Edward Glaeser, professor of economics at Harvard University and a ULI trustee, speaking at the ULI Netherlands’ Annual Conference in Amsterdam.

“Human capital is the bedrock for municipal success,” Edward Glaeser, professor of economics at Harvard University and a ULI trustee, said in his keynote at ULI Netherlands’ Annual Conference in Amsterdam in May. His discussion focused on the key challenges and opportunities cities face, and how those affect regeneration. The author of Triumph of the City and a senior fellow at the Manhattan Institute, Glaeser’s work has centered on the determinants of city growth and the role of cities as centers of idea transmission.

The housing crisis in the United States illustrated the country’s extreme heterogeneity—some cities boomed in the 2000s, some went bust, and some areas’ housing prices were basically unaffected. One outlier was Detroit, which missed the boom but still got the bust, said Glaeser. Phoenix and Las Vegas were negative outliers that should have never had booms, considering their nearly unrestricted supply of land.

Much of the recent growth has been centered in dense areas on the East and West coasts. Within those metro areas, the places closest to the city center, which seemed in crisis in the 1970s, are now the most in-demand and most expensive.
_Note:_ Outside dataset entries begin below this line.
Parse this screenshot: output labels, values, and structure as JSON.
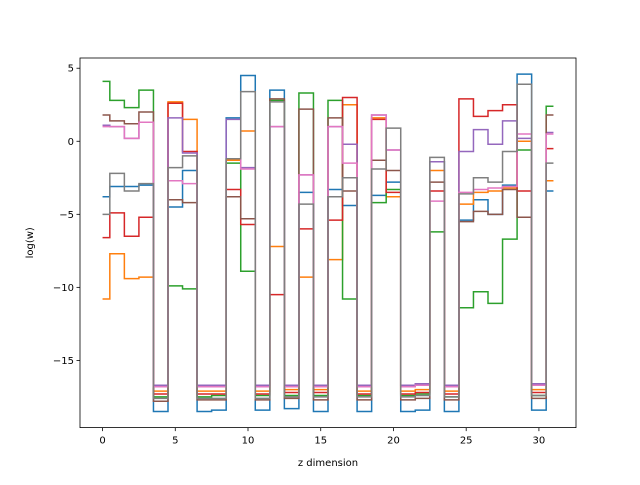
{
  "chart_data": {
    "type": "line",
    "drawstyle": "steps-mid",
    "title": "",
    "xlabel": "z dimension",
    "ylabel": "log(w)",
    "xlim": [
      -1.55,
      32.55
    ],
    "ylim": [
      -19.6,
      5.7
    ],
    "xticks": [
      0,
      5,
      10,
      15,
      20,
      25,
      30
    ],
    "yticks": [
      5,
      0,
      -5,
      -10,
      -15
    ],
    "legend": "none",
    "grid": false,
    "x": [
      0,
      1,
      2,
      3,
      4,
      5,
      6,
      7,
      8,
      9,
      10,
      11,
      12,
      13,
      14,
      15,
      16,
      17,
      18,
      19,
      20,
      21,
      22,
      23,
      24,
      25,
      26,
      27,
      28,
      29,
      30,
      31
    ],
    "series": [
      {
        "color": "#1f77b4",
        "values": [
          -3.8,
          -3.1,
          -3.1,
          -3.0,
          -18.5,
          -4.5,
          -2.0,
          -18.5,
          -18.4,
          1.6,
          4.5,
          -18.4,
          3.5,
          -18.3,
          -3.5,
          -18.5,
          -3.3,
          -4.4,
          -18.5,
          -3.7,
          -2.8,
          -18.5,
          -18.4,
          -1.4,
          -18.5,
          -5.4,
          -4.0,
          -5.0,
          -3.0,
          4.6,
          -18.4,
          -3.4
        ]
      },
      {
        "color": "#ff7f0e",
        "values": [
          -10.8,
          -7.7,
          -9.4,
          -9.3,
          -17.1,
          2.7,
          1.5,
          -17.1,
          -17.1,
          -1.3,
          0.7,
          -17.1,
          -7.2,
          -17.0,
          -9.3,
          -17.0,
          -8.1,
          2.5,
          -17.1,
          1.6,
          -3.8,
          -17.1,
          -17.0,
          -2.0,
          -17.1,
          -4.3,
          -3.5,
          -3.4,
          -3.2,
          0.0,
          -17.0,
          -2.7
        ]
      },
      {
        "color": "#2ca02c",
        "values": [
          4.1,
          2.8,
          2.3,
          3.5,
          -17.5,
          -9.9,
          -10.1,
          -17.5,
          -17.4,
          -1.5,
          -8.9,
          -17.4,
          2.8,
          -17.4,
          3.3,
          -17.4,
          2.8,
          -10.8,
          -17.4,
          -4.2,
          -3.3,
          -17.4,
          -17.3,
          -6.2,
          -17.5,
          -11.4,
          -10.3,
          -11.1,
          -6.7,
          -0.6,
          -17.4,
          2.4
        ]
      },
      {
        "color": "#d62728",
        "values": [
          -6.6,
          -4.9,
          -6.5,
          -5.2,
          -17.3,
          2.6,
          -0.7,
          -17.3,
          -17.3,
          -3.3,
          -5.7,
          -17.3,
          -10.5,
          -17.2,
          -6.0,
          -17.2,
          -5.4,
          3.0,
          -17.3,
          1.5,
          -3.5,
          -17.3,
          -17.2,
          -3.4,
          -17.3,
          2.9,
          1.7,
          2.1,
          2.5,
          -3.4,
          -17.2,
          -0.5
        ]
      },
      {
        "color": "#9467bd",
        "values": [
          1.1,
          1.0,
          0.2,
          1.3,
          -16.7,
          1.6,
          -0.8,
          -16.7,
          -16.7,
          1.5,
          -1.8,
          -16.7,
          1.0,
          -16.7,
          -2.3,
          -16.7,
          1.0,
          -0.2,
          -16.7,
          1.8,
          -0.6,
          -16.7,
          -16.6,
          -1.4,
          -16.7,
          -0.7,
          0.8,
          -0.2,
          1.4,
          0.2,
          -16.6,
          0.6
        ]
      },
      {
        "color": "#8c564b",
        "values": [
          1.8,
          1.4,
          1.2,
          2.0,
          -17.8,
          -4.0,
          -4.2,
          -17.7,
          -17.7,
          -3.8,
          -5.3,
          -17.7,
          2.9,
          -17.6,
          2.2,
          -17.7,
          1.6,
          -3.4,
          -17.7,
          -1.3,
          -2.0,
          -17.7,
          -17.6,
          -2.8,
          -17.7,
          -5.5,
          -4.8,
          -5.0,
          -3.3,
          -5.2,
          -17.6,
          1.8
        ]
      },
      {
        "color": "#e377c2",
        "values": [
          1.0,
          1.0,
          0.2,
          1.3,
          -16.8,
          -2.7,
          -2.9,
          -16.8,
          -16.8,
          -1.2,
          -1.9,
          -16.8,
          1.0,
          -16.8,
          -2.3,
          -16.8,
          1.0,
          -1.5,
          -16.8,
          1.8,
          -0.6,
          -16.8,
          -16.7,
          -4.1,
          -16.8,
          -3.5,
          -3.3,
          -3.2,
          -3.1,
          0.5,
          -16.7,
          0.5
        ]
      },
      {
        "color": "#7f7f7f",
        "values": [
          -5.0,
          -2.2,
          -3.4,
          -2.9,
          -17.6,
          -1.8,
          -1.0,
          -17.6,
          -17.6,
          -1.2,
          3.4,
          -17.6,
          2.7,
          -17.5,
          -4.3,
          -17.5,
          -3.8,
          -2.5,
          -17.5,
          -1.9,
          0.9,
          -17.5,
          -17.4,
          -1.1,
          -17.5,
          -3.6,
          -2.5,
          -2.8,
          -0.7,
          3.9,
          -17.4,
          -1.5
        ]
      }
    ]
  }
}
The pattern of rising density is universal. By definition, “Cities are the absence of physical space among people. It’s closeness,” Glaeser says.
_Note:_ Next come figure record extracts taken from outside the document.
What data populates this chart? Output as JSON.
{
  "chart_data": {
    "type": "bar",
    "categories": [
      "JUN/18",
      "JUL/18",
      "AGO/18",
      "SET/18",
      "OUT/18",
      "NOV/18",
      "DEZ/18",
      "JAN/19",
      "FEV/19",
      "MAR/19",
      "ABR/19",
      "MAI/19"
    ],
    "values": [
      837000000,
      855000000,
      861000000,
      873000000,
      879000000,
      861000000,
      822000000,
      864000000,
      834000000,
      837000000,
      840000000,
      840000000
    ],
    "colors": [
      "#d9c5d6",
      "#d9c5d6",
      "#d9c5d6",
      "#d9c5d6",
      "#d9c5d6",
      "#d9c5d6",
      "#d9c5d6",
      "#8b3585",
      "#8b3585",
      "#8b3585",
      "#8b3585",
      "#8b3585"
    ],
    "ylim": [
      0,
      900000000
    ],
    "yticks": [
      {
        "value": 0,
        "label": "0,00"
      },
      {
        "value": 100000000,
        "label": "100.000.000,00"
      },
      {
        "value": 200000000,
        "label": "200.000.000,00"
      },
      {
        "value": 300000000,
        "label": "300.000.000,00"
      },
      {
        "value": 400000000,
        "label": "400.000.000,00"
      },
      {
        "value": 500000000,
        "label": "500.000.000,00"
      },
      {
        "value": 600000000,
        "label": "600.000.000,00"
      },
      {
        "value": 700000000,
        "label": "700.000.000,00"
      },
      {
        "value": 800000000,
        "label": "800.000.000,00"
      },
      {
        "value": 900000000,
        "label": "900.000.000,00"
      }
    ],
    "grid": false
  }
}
Technology has acted as both as a centripetal and a centrifugal force over humanity’s history with cities, both drawing people toward cities and pushing them away from them. One centripetal force: aqueducts. The promise of clean water helped people gather in close quarters. Also skyscrapers: adding more square footage of usable space to a single plot of land drove growth in cities in the late 19th and early 20th centuries.

But the 20th century as a whole was centrifugal. Radios and televisions spread us out, since we did not have to rely on being close to sources of information. Cars and highways killed urban industry, making it possible for manufacturing to relocate to cheaper land, trusting the workforce would follow the jobs.
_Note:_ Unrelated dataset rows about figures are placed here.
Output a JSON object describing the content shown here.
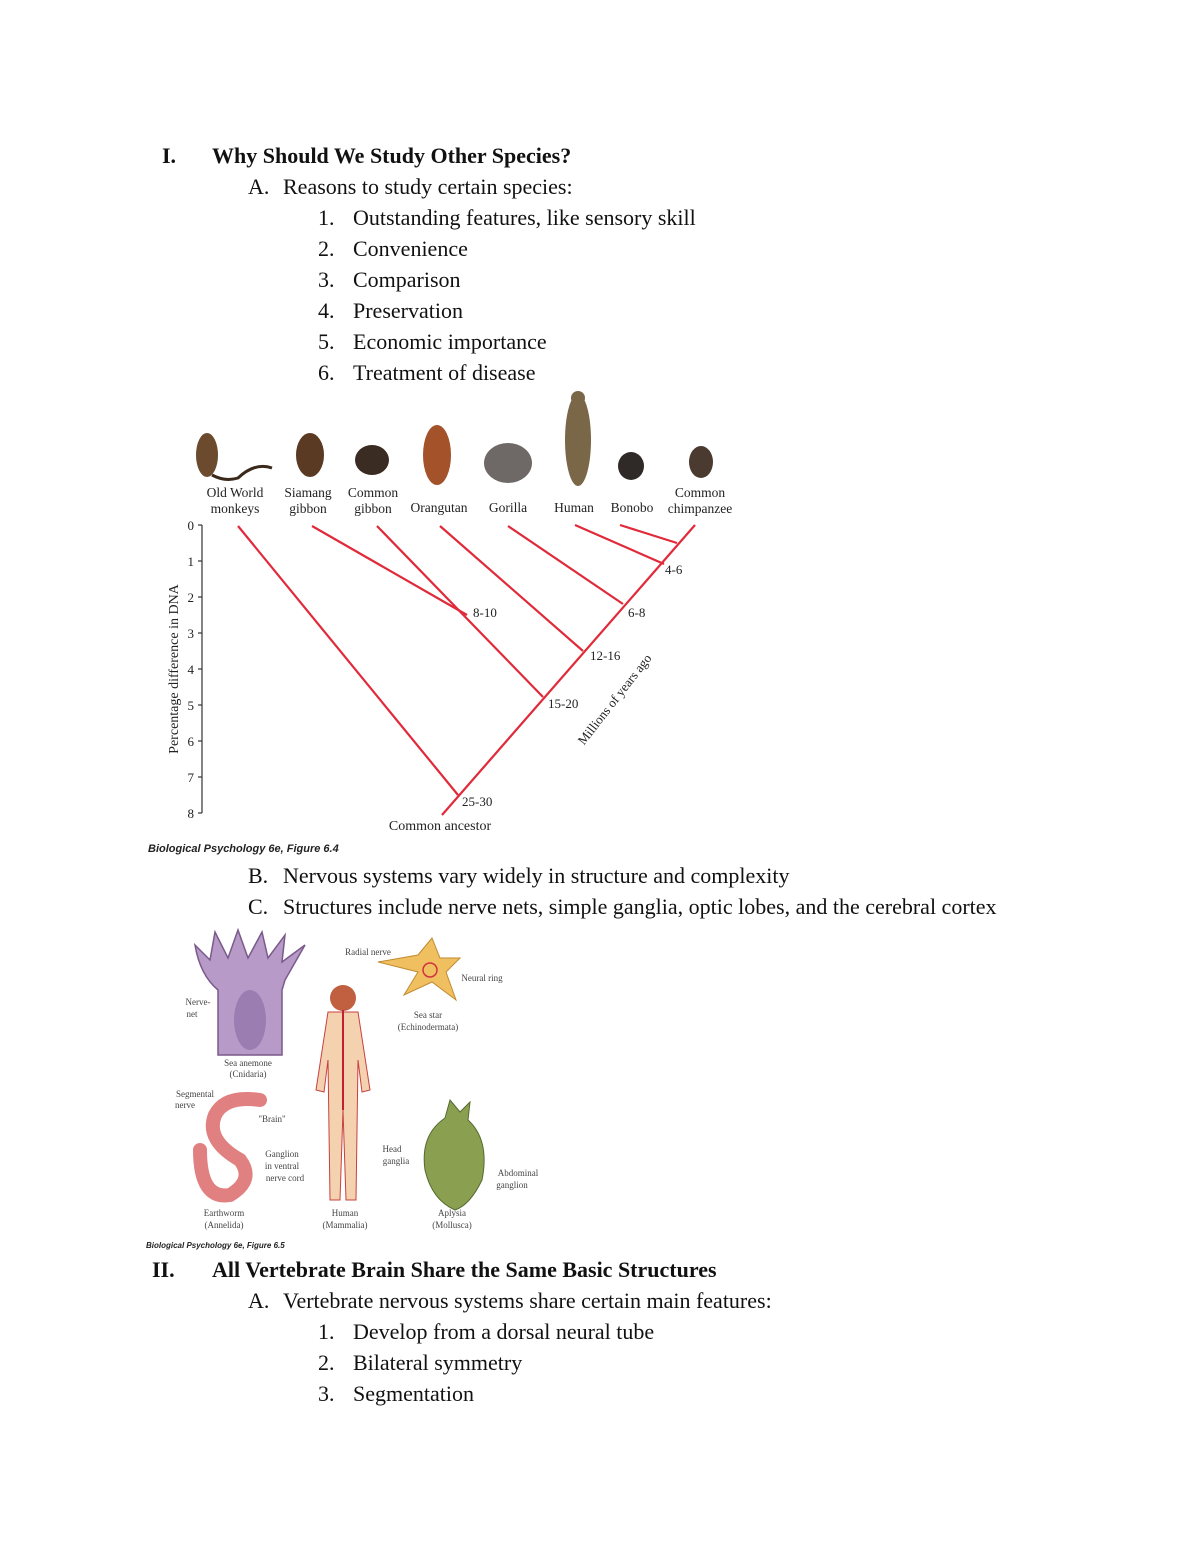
{
  "section1": {
    "numeral": "I.",
    "title": "Why Should We Study Other Species?",
    "a": {
      "letter": "A.",
      "text": "Reasons to study certain species:"
    },
    "reasons": [
      {
        "n": "1.",
        "text": "Outstanding features, like sensory skill"
      },
      {
        "n": "2.",
        "text": "Convenience"
      },
      {
        "n": "3.",
        "text": "Comparison"
      },
      {
        "n": "4.",
        "text": "Preservation"
      },
      {
        "n": "5.",
        "text": "Economic importance"
      },
      {
        "n": "6.",
        "text": "Treatment of disease"
      }
    ],
    "b": {
      "letter": "B.",
      "text": "Nervous systems vary widely in structure and complexity"
    },
    "c": {
      "letter": "C.",
      "text": "Structures include nerve nets, simple ganglia, optic lobes, and the cerebral cortex"
    }
  },
  "figure1": {
    "caption": "Biological Psychology 6e, Figure 6.4",
    "species": [
      {
        "line1": "Old World",
        "line2": "monkeys"
      },
      {
        "line1": "Siamang",
        "line2": "gibbon"
      },
      {
        "line1": "Common",
        "line2": "gibbon"
      },
      {
        "line1": "",
        "line2": "Orangutan"
      },
      {
        "line1": "",
        "line2": "Gorilla"
      },
      {
        "line1": "",
        "line2": "Human"
      },
      {
        "line1": "",
        "line2": "Bonobo"
      },
      {
        "line1": "Common",
        "line2": "chimpanzee"
      }
    ],
    "yaxis_label": "Percentage difference in DNA",
    "yticks": [
      "0",
      "1",
      "2",
      "3",
      "4",
      "5",
      "6",
      "7",
      "8"
    ],
    "divergence_labels": [
      "4-6",
      "6-8",
      "8-10",
      "12-16",
      "15-20",
      "25-30"
    ],
    "diagonal_label": "Millions of years ago",
    "root_label": "Common ancestor",
    "line_color": "#e02a3a"
  },
  "figure2": {
    "caption": "Biological Psychology 6e, Figure 6.5",
    "labels": {
      "nerve_net": [
        "Nerve-",
        "net"
      ],
      "sea_anemone": [
        "Sea anemone",
        "(Cnidaria)"
      ],
      "radial_nerve": "Radial nerve",
      "neural_ring": "Neural ring",
      "sea_star": [
        "Sea star",
        "(Echinodermata)"
      ],
      "segmental_nerve": [
        "Segmental",
        "nerve"
      ],
      "brain": "\"Brain\"",
      "ganglion": [
        "Ganglion",
        "in ventral",
        "nerve cord"
      ],
      "earthworm": [
        "Earthworm",
        "(Annelida)"
      ],
      "human": [
        "Human",
        "(Mammalia)"
      ],
      "head_ganglia": [
        "Head",
        "ganglia"
      ],
      "abdominal_ganglion": [
        "Abdominal",
        "ganglion"
      ],
      "aplysia": [
        "Aplysia",
        "(Mollusca)"
      ]
    }
  },
  "section2": {
    "numeral": "II.",
    "title": "All Vertebrate Brain Share the Same Basic Structures",
    "a": {
      "letter": "A.",
      "text": "Vertebrate nervous systems share certain main features:"
    },
    "features": [
      {
        "n": "1.",
        "text": "Develop from a dorsal neural tube"
      },
      {
        "n": "2.",
        "text": "Bilateral symmetry"
      },
      {
        "n": "3.",
        "text": "Segmentation"
      }
    ]
  }
}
“So why didn’t computers kill cities?” Glaeser asks. It’s a fair question: remote working has never been more possible, and productivity has never been higher. So why are more people flocking to urban areas than ever? “Cities are about exchanging ideas,” he says. The proximity of people to other people sparks ideas in a way that is impossible in remote areas.

The difference between how quickly New York City and Pittsburgh bounced back from their declines in traditional employment—respectively, the garment industry and the steel industry—can be attributed to the small-scale entrepreneurs who emerged from the garment industry. Steel workers were not as likely to reinvent their careers.

Seattle rose from the ashes with entrepreneurship that turned into giant corporations: Amazon, Starbucks, Microsoft. But Glaeser warns that chasing Amazon’s new headquarters is not a guarantee of future municipal health. “At the start of the 21st century, like the start of the 19th, success is built by smart people, small firms, and connections to the outside world,” he says.

But the rise of cities is heightening inequalities between metropolitan and nonmetropolitan areas. Where unemployment rates were approximately the same across major metro, secondary metro, and nonmetro areas in 1980, Glaeser said there is now a six-point difference in unemployment between major metro and nonmetro areas in the United States.

“Cities attract both rich people and poor people,” he says. “But cities don’t make room for new people. That’s the dilemma the urban resurgence has created.” The housing shortage is apparent in many already dense metro areas where building is expensive. We now need to think about where to place tall buildings that people actually want to live in. “Building up is not the enemy. It’s a friend to the environment,” he says.